Respiration responses to post-training tone and generalization gradients, showing the induction of CS-specific memory after tone paired with stimulation of the nucleus basalis. (A) Examples of individual respiration records (with value of respiration change index, RCI) to three frequencies (2, 6, and 12 kHz) for one animal each from the paired and unpaired groups. The largest response was at the CS frequency of 6 kHz for the paired animal (RCI = 0.50). Horizontal bar indicates tone duration. (Bleft) Group mean (± SEM) change in respiration to all tones for both groups. The maximal response (left) was at 6 kHz for the paired group, but not for the unpaired group. The generalization gradient for only the paired group was significantly quadratic (P < 0.01), with responses to 6 kHz being of greatest magnitude. The group difference function (right) shows a high degree of specificity of respiratory responses to 6 kHz.

Figure 11

Level of NB stimulation controls specificity of induced memory. Pre-training and post-training responses to test tones in the Moderate and Weak NB stimulation (NBs) groups. (A) Pre-training responses for subjects later trained with either paired or unpaired CS tone and NB stimulation. There were no differences between the groups. (B) Post-training responses for the Moderate NBs groups. Note the significant difference between the paired and unpaired groups, confined to the CS-band frequencies. This indicates that training with a moderate level of NBs produced memory that was both associative and CS specific. (C) Comparisons of changes within the Moderate group (post-minus pre-training responses to test tones). Note that the paired group had developed a significant increase to the CS-band frequencies only, while the unpaired group had developed a significant decrease, probably indicating frequency-specific habituation due to lack of pairing with NB stimulation. (D) Post-training responses for the Weak NBs groups. In contrast to the Moderate NBs group, pairing produced a significant difference in response across all test frequencies compared with its unpaired controls.
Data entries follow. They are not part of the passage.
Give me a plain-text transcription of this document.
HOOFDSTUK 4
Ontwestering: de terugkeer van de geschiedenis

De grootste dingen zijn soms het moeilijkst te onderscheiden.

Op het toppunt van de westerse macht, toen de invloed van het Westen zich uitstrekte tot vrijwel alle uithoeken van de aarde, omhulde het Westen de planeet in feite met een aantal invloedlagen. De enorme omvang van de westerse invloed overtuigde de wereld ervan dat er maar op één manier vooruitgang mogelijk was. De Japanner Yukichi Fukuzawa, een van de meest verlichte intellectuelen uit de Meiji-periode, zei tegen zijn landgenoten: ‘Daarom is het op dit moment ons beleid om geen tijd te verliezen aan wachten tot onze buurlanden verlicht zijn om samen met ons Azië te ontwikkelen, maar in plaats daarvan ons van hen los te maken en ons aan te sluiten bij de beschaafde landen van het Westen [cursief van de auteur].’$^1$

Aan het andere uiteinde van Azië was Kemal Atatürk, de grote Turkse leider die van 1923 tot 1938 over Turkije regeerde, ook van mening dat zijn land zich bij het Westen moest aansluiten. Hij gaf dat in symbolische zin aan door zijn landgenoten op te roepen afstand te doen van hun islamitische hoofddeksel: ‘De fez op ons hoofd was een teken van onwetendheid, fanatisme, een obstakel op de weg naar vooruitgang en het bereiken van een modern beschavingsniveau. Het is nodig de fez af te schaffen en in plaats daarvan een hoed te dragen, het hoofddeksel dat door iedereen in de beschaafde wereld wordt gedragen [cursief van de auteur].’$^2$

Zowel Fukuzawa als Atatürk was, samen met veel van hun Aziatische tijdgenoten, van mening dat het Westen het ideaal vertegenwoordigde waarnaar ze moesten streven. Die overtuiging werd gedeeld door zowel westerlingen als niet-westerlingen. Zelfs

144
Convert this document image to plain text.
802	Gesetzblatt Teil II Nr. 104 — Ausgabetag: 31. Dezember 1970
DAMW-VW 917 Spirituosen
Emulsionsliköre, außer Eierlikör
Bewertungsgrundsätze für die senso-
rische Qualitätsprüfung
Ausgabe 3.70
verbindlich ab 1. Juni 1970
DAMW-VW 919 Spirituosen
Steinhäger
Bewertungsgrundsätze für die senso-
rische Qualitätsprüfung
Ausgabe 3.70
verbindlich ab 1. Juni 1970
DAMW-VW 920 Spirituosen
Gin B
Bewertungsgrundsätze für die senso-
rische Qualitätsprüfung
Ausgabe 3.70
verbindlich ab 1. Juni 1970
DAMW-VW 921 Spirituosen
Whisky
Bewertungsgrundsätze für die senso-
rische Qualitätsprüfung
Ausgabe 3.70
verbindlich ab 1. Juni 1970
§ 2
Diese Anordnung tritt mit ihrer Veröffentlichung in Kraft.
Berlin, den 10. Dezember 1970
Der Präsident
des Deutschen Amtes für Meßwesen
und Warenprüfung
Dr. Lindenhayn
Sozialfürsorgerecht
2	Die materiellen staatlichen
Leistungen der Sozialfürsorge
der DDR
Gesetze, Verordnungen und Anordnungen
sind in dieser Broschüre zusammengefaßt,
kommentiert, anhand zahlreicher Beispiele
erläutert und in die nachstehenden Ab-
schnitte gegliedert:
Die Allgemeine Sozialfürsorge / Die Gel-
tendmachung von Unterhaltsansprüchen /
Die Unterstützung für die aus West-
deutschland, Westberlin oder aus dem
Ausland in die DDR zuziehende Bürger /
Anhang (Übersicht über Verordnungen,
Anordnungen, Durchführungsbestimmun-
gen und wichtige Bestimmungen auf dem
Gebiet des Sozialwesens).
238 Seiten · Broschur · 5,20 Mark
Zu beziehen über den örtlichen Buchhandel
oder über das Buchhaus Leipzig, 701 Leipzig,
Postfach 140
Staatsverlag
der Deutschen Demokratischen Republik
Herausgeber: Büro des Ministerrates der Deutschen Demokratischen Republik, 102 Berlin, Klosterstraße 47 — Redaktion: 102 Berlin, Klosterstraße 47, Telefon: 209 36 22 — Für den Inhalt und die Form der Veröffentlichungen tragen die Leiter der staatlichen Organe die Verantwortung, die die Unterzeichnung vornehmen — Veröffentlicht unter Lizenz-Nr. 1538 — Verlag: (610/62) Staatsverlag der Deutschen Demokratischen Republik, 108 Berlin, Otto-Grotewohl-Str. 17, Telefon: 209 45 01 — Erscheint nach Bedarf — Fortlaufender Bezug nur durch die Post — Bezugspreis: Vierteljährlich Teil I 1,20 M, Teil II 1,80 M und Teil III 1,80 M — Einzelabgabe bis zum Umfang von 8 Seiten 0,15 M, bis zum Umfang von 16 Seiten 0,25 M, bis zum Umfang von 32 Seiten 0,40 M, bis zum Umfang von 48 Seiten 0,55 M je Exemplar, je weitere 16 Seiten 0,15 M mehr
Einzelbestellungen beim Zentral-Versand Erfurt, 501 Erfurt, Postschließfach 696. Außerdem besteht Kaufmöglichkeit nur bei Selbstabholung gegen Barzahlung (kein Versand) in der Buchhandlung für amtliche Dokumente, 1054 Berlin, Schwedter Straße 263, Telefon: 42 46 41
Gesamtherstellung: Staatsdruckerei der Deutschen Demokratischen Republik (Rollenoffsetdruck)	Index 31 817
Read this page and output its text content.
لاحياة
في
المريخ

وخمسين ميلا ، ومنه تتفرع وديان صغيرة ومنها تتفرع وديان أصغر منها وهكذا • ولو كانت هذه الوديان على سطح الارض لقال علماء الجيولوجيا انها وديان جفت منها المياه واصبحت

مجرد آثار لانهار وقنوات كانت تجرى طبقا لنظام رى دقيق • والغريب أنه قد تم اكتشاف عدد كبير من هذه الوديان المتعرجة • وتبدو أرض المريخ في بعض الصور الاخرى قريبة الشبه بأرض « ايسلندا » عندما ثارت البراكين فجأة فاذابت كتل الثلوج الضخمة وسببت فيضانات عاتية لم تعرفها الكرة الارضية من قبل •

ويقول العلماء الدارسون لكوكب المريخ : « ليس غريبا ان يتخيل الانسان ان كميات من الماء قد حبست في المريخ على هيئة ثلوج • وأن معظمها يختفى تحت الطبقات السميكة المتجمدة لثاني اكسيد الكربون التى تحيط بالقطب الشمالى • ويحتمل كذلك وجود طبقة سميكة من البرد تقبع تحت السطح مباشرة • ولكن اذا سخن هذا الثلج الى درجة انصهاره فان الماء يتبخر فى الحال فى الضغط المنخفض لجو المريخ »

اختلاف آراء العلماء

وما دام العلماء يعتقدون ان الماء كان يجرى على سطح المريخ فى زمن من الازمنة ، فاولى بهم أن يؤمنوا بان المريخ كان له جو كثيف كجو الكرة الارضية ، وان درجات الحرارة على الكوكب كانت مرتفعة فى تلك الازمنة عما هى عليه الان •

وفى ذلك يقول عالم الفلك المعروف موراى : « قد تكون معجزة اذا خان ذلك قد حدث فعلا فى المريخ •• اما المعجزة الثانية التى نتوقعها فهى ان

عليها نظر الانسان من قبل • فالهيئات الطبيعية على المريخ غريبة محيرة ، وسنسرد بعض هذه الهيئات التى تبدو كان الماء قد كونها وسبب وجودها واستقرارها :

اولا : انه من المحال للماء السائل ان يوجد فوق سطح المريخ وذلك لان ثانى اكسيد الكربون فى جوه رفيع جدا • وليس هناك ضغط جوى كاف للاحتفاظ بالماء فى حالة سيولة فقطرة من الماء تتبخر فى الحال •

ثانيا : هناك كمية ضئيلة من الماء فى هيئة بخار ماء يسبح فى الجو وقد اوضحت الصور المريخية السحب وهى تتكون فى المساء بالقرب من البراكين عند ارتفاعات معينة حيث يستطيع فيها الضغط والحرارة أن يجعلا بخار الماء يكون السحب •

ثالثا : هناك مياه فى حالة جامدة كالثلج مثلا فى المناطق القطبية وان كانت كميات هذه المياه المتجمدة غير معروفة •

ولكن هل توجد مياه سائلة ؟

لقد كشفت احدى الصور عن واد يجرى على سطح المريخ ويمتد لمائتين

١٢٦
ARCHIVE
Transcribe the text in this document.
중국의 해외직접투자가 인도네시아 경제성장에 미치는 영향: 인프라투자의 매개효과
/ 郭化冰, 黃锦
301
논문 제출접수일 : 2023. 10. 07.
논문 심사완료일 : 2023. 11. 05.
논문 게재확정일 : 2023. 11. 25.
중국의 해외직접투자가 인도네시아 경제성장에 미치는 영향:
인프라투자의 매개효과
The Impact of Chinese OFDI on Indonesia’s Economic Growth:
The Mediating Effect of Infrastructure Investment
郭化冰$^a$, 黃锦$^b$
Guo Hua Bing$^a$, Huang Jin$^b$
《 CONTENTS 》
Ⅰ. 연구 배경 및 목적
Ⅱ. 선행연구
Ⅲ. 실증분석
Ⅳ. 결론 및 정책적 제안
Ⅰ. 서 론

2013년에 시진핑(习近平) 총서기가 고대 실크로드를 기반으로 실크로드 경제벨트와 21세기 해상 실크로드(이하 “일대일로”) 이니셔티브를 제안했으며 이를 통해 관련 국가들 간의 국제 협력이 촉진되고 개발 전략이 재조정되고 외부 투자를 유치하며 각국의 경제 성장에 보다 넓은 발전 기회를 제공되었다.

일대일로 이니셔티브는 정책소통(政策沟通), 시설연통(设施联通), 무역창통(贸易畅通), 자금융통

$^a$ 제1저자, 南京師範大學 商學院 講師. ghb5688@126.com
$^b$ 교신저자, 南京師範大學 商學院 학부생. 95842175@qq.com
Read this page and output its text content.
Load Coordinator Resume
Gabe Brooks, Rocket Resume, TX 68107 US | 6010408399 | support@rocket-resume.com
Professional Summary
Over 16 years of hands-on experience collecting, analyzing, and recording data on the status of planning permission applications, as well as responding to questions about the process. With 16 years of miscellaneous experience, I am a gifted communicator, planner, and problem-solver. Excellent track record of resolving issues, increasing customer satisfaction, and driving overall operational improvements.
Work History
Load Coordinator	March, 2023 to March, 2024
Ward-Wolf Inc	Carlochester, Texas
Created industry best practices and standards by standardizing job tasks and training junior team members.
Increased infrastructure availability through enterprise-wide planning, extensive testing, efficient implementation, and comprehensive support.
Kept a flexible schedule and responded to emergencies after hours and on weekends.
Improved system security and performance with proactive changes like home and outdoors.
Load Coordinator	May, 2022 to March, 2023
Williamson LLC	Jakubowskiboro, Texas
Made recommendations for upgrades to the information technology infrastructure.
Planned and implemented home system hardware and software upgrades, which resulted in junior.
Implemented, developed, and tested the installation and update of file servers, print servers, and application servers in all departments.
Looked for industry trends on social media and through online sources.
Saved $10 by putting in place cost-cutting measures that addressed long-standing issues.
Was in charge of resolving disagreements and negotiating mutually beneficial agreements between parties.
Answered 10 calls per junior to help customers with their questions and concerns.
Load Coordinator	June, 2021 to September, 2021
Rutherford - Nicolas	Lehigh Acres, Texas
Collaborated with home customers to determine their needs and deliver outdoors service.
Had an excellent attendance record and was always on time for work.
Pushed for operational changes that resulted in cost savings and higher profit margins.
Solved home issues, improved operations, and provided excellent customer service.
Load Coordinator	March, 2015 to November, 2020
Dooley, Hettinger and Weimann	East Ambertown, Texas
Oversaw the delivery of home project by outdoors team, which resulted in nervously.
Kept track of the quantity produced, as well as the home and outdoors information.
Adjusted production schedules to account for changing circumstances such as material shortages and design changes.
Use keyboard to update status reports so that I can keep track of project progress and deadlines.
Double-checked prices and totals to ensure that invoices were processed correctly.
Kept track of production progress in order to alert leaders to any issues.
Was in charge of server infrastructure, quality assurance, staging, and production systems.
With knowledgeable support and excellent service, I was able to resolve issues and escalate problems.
This indicates that training with weak NBs was sufficient to produce associative memory but insufficient to produce memory for frequency detail, i.e., memory that the frequency of the CS was paired with NBs. (E) Comparisons of changes within the Weak NBs groups showed that the paired group did not develop absolute increased responses, but that the unpaired group did develop significant decreases in responses across the spectrum of test frequencies. Thus, pairing the CS with weak NBs apparently prevented a habituatory decrement in the Weak paired group, which is evident in the Weak unpaired group. *P< 0.05; **P< 0.01; ***P< 0.005.

Figure 12

The model of Weinberger and colleagues. This model hypothesizes the minimal circuitry that would be sufficient to account for short- and long-term associative representational plasticity and rapidly acquired conditioned autonomic responses. See text for details.